The camp regimen was difficult enough for the stoic rookie from Ohio, but then tradition got in the way. Tradition dictated that the rookies go out with the vets to a selected field one night and drink beer until they got sick. It isn’t real sophisticated; there’s keg beer, pitchers to drink from, and garbage cans to throw up in. Jim Marshall, the leader of the Vikings’ players, noticed that the rookie Page wasn’t drinking and that the other vets were beginning to take notice. Marshall took Page aside.
“Drink some beer,” Captain Jim told him.

“I don’t drink,” Page said.

“Just drink one pitcher.”

“No.”

“Just drink a little, that’s all you have to do.
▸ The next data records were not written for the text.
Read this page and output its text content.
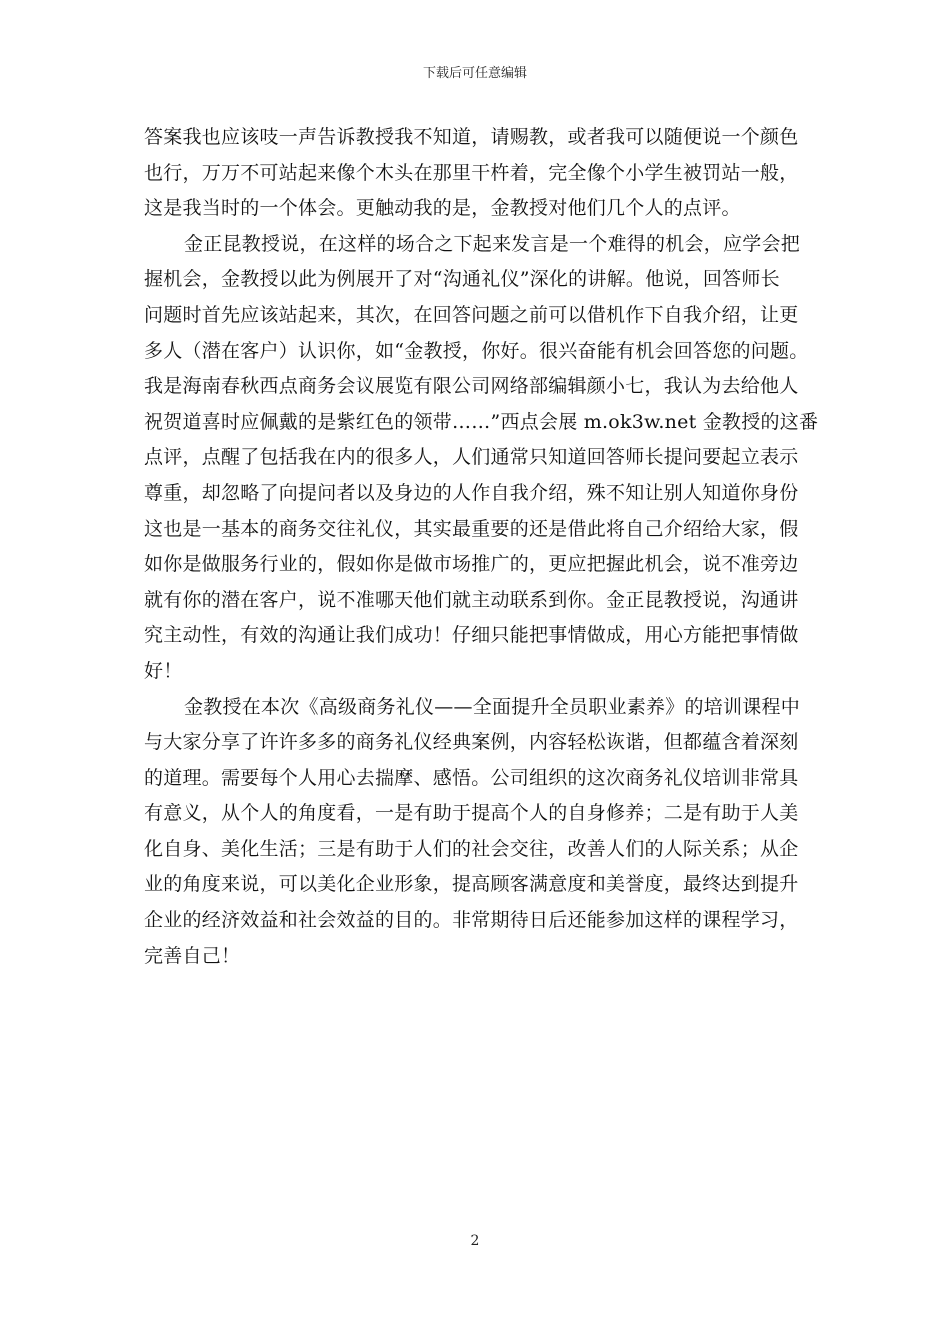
下载后可任意编辑
答案我也应该吱一声告诉教授我不知道，请赐教，或者我可以随便说一个颜色
也行，万万不可站起来像个木头在那里干杵着，完全像个小学生被罚站一般，
这是我当时的一个体会。更触动我的是，金教授对他们几个人的点评。
金正昆教授说，在这样的场合之下起来发言是一个难得的机会，应学会把
握机会，金教授以此为例展开了对“沟通礼仪”深化的讲解。他说，回答师长
问题时首先应该站起来，其次，在回答问题之前可以借机作下自我介绍，让更
多人（潜在客户）认识你，如“金教授，你好。很兴奋能有机会回答您的问题。
我是海南春秋西点商务会议展览有限公司网络部编辑颜小七，我认为去给他人
祝贺道喜时应佩戴的是紫红色的领带……”西点会展 m.ok3w.net 金教授的这番
点评，点醒了包括我在内的很多人，人们通常只知道回答师长提问要起立表示
尊重，却忽略了向提问者以及身边的人作自我介绍，殊不知让别人知道你身份
这也是一基本的商务交往礼仪，其实最重要的还是借此将自己介绍给大家，假
如你是做服务行业的，假如你是做市场推广的，更应把握此机会，说不准旁边
就有你的潜在客户，说不准哪天他们就主动联系到你。金正昆教授说，沟通讲
究主动性，有效的沟通让我们成功！仔细只能把事情做成，用心方能把事情做
好！
金教授在本次《高级商务礼仪——全面提升全员职业素养》的培训课程中
与大家分享了许许多多的商务礼仪经典案例，内容轻松诙谐，但都蕴含着深刻
的道理。需要每个人用心去揣摩、感悟。公司组织的这次商务礼仪培训非常具
有意义，从个人的角度看，一是有助于提高个人的自身修养；二是有助于人美
化自身、美化生活；三是有助于人们的社会交往，改善人们的人际关系；从企
业的角度来说，可以美化企业形象，提高顾客满意度和美誉度，最终达到提升
企业的经济效益和社会效益的目的。非常期待日后还能参加这样的课程学习，
完善自己！
2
One drink and it’s over.”

“I don’t drink.”

“You won’t drink any beer? All the other rooks are doing it.”

“No, I won’t.”

Marshall walked away, shaking his head. But he wasn’t gone long; he returned with a pitcher of Coke.

Page tasted it, and then shook his head.

“You don’t drink Coke, either?” Marshall demanded.

“I don’t drink warm pop,” Page said.

“At that point,” Marshall recalled some 40 years later, “I told him he’d better get the hell out of there.”